Contrast MR shows gains in preoperative liver lesion depiction

Contrast-enhanced MR imaging is as sensitive as intraoperative ultrasound in depicting liver lesions before hepatic resection, according to a study published in Radiology.

Researchers from Massachusetts General Hospital in Boston hypothesized that previous reports describing the high yield of intraoperative ultrasound may have reflected more on the use of less-advanced cross-sectional imaging techniques than the inherent benefits of sonography.

Radiologist Dr. Dushyant Sahani and Dr. Kenneth Tanabe, a surgeon, retrospectively identified 79 patients who had undergone surgical resection for primary liver tumor or metastasis, and had also undergone preoperative contrast-enhanced MR imaging within six weeks of surgery. MR imaging was performed with a 1.5-tesla scanner, while dedicated intraoperative liver ultrasound was performed or supervised by a gastrointestinal radiologist, using a 7.5-MHz linear-array transducer, after hepatic mobilization by the surgeon.

The researchers relied on histopathologic evaluation of the 159 resected hepatic lesions as the reference standard. Of the 159 lesions, 138 (86.7%) were identified at both MR imaging and intraoperative ultrasound. In addition, 12 additional lesions (7.5%) in 10 patients were detected only at intraoperative ultrasound, including eight metastases, one hepatocellular carcinoma, one cholangiocarcinoma, one hemangioma, and one biliary hamartoma.

Of the 12 additional lesions found on intraoperative ultrasound, 10 were in the left lobe and seven were smaller than 10 mm.

"The failure of MR imaging to demonstrate these lesions might be secondary to ghosting artifacts, caused by the heart and aorta, that commonly appear on images of the left liver lobe," the authors wrote. "This observation suggests a limitation of MR imaging, which should be improved with use of currently available volumetric (three-dimensional) thin-section imaging performed in a single breath-hold" (Radiology, September 2004, Vol. 232:3, pp. 810-814).

Both modalities failed to depict nine lesions (5.6%), including four metastases, four hepatocellular carcinomas, and one cholangiocarcinoma. MR and intraoperative ultrasound had a sensitivity for liver lesion depiction of 86.7% and 94.3%, respectively. No significant difference was found between MR imaging and intraoperative ultrasound for lesion depiction (p = 0.8).

Surgical management was altered on the basis of intraoperative ultrasound findings in only three (4% of the total patient group) of the 10 patients with lesions discovered only from the modality. However, intraoperative ultrasound proved useful to the surgeon in delineating the vascular plane for resection, the researchers found. Sonography was also judged to be beneficial for depicting venous thrombus, showing the relationship between tumor and vessels, and differentiating between extrinsic venous compression and tumor extension into veins.

In addition, the team found that small simple cysts were confidently diagnosed with intraoperative ultrasound.

"In view of these advantages, we believe that intraoperative ultrasound is useful in the surgical planning of hepatic resection, although its use rarely results in the modification of surgical planning because of increased lesion detection," the authors wrote. "In addition, it is better to screen patients with preoperative MR imaging and exclude those who may not benefit from surgery, before contemplating the use of intraoperative ultrasound."
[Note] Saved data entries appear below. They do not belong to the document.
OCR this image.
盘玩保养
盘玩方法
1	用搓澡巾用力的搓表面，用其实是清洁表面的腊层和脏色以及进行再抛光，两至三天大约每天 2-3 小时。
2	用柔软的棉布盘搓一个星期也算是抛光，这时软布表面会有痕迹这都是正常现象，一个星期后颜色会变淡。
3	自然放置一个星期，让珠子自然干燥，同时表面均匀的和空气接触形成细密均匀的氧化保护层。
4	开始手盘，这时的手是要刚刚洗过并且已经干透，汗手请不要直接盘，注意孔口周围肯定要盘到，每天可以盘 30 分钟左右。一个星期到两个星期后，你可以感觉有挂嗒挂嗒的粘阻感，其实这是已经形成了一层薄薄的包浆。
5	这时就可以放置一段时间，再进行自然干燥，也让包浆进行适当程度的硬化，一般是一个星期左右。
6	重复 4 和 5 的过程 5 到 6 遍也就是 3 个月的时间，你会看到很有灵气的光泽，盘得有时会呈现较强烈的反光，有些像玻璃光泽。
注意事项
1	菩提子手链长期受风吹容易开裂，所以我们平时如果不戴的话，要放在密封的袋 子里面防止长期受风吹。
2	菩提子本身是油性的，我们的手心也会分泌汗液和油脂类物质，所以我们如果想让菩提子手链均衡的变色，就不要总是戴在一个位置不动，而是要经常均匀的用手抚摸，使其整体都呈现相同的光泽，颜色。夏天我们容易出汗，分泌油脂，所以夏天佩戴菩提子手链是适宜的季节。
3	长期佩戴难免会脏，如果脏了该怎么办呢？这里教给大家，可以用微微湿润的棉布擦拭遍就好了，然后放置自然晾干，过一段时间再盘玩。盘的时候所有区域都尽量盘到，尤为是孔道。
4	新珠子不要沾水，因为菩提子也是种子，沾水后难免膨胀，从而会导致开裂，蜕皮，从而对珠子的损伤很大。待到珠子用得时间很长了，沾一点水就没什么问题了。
The researchers attributed MR's improved performance to technologic advances, including availability of high-field-strength magnets, the use of phased-array coils, inherently high soft-tissue resolution, and multiplanar capability. In addition, the modality's diagnostic accuracy and sensitivity have been bolstered by new techniques such as breath-hold acquisition, fat saturation, 3D imaging, and multiphasic imaging after contrast agent administration, the authors wrote.

Liver-specific contrast agents also increase the imaging window for evaluation of liver, and permit the acquisition of thin sections with high spatial resolution, they noted.

"Intraoperative ultrasound continues to be an excellent imaging tool for the planning of liver resection for neoplasms, because it delineates the hepatic vasculature and its relation to the neoplasms," the authors wrote. "With further advances in preoperative MR imaging techniques, intraoperative ultrasound would probably depict additional lesions less often and would rarely change the planned surgical procedure."